Il y a un an, le 2e Colloque international sur les programmes locaux et régionaux de santé rassemblait, dans la très jolie ville de Québec, quelque 700 personnes venues de 46 pays. Tout ce petit monde s’est rassemblé autour d’environ 300 conférences et présentations. C’est dire la richesse des propos tenus… et la difficulté d’en faire une synthèse. Education Santé était sur place et a épinglé pour vous quelques éléments dignes d’intérêt.
Donner la parole au terrain
Un des grands objectifs du colloque était bien de donner la parole aux acteurs, qu’ils interviennent sur le plan local, le plan régional ou le plan national, qu’ils soient praticiens, chercheurs ou décideurs politiques.
Sur le terrain, les acteurs sont tous les jours confrontés à l’application des concepts théoriques et validés de la prévention et de la promotion de la santé. Or, force est de constater qu’un écart existe bien entre ce qui est connu et validé, et ce qui peut être mis en application, faute notamment de financements, mais pour d’autres raisons aussi.
Par ailleurs, des écarts peuvent également exister entre les différents niveaux d’action, du micro au macro, notamment parce que la perception du temps n’est pas la même: pour certains, la visibilité rapide est nécessaire; pour d’autres, l’action demande tout un temps de maturation.
En matière de santé, nous savons que les choix individuels sont déterminés par une foule de choses: à nous, acteurs de la prévention et de la promotion de la santé, à quelque niveau que ce soit, de rendre les choix des comportements de santé naturels, durables et conviviaux pour les gens.

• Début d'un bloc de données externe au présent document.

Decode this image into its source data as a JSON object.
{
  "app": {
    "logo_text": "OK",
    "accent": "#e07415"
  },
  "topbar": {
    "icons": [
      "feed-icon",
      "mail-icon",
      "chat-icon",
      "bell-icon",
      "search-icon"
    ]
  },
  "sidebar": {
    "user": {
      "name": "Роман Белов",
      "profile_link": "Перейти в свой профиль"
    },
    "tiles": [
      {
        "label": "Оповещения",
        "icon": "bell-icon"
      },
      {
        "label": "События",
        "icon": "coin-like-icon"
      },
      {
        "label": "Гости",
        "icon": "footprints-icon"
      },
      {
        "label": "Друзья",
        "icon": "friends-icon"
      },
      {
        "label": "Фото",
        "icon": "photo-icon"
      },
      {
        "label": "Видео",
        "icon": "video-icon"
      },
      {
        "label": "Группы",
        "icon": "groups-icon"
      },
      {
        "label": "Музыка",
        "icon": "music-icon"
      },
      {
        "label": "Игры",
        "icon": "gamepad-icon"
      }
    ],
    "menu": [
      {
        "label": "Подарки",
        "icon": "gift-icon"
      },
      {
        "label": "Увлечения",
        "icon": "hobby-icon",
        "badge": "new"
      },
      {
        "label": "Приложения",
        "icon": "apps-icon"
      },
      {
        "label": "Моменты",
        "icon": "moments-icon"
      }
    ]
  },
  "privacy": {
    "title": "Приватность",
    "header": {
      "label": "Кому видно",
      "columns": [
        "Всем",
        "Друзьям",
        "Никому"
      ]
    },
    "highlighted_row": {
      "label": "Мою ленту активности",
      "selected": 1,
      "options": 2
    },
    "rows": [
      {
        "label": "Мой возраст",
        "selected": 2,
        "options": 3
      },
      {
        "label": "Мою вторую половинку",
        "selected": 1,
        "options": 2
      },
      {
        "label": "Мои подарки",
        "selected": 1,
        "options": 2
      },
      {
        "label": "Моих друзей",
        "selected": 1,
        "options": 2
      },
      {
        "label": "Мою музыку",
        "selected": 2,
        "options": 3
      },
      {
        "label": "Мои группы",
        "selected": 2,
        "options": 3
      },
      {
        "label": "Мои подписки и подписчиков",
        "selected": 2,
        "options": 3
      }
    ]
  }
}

Ce défi, que ce soit au Canada, en France, en Tunisie ou en Belgique, c’est-à-dire dans des contextes différents, tous, nous y sommes confrontés d’une manière ou d’une autre.
Faire le lien entre les différents niveaux d’action, mais aussi entre la recherche et les programmes concrets était bien l’un des enjeux du colloque. De même que créer un lieu où des personnes peuvent échanger et essayer d’avancer ensemble.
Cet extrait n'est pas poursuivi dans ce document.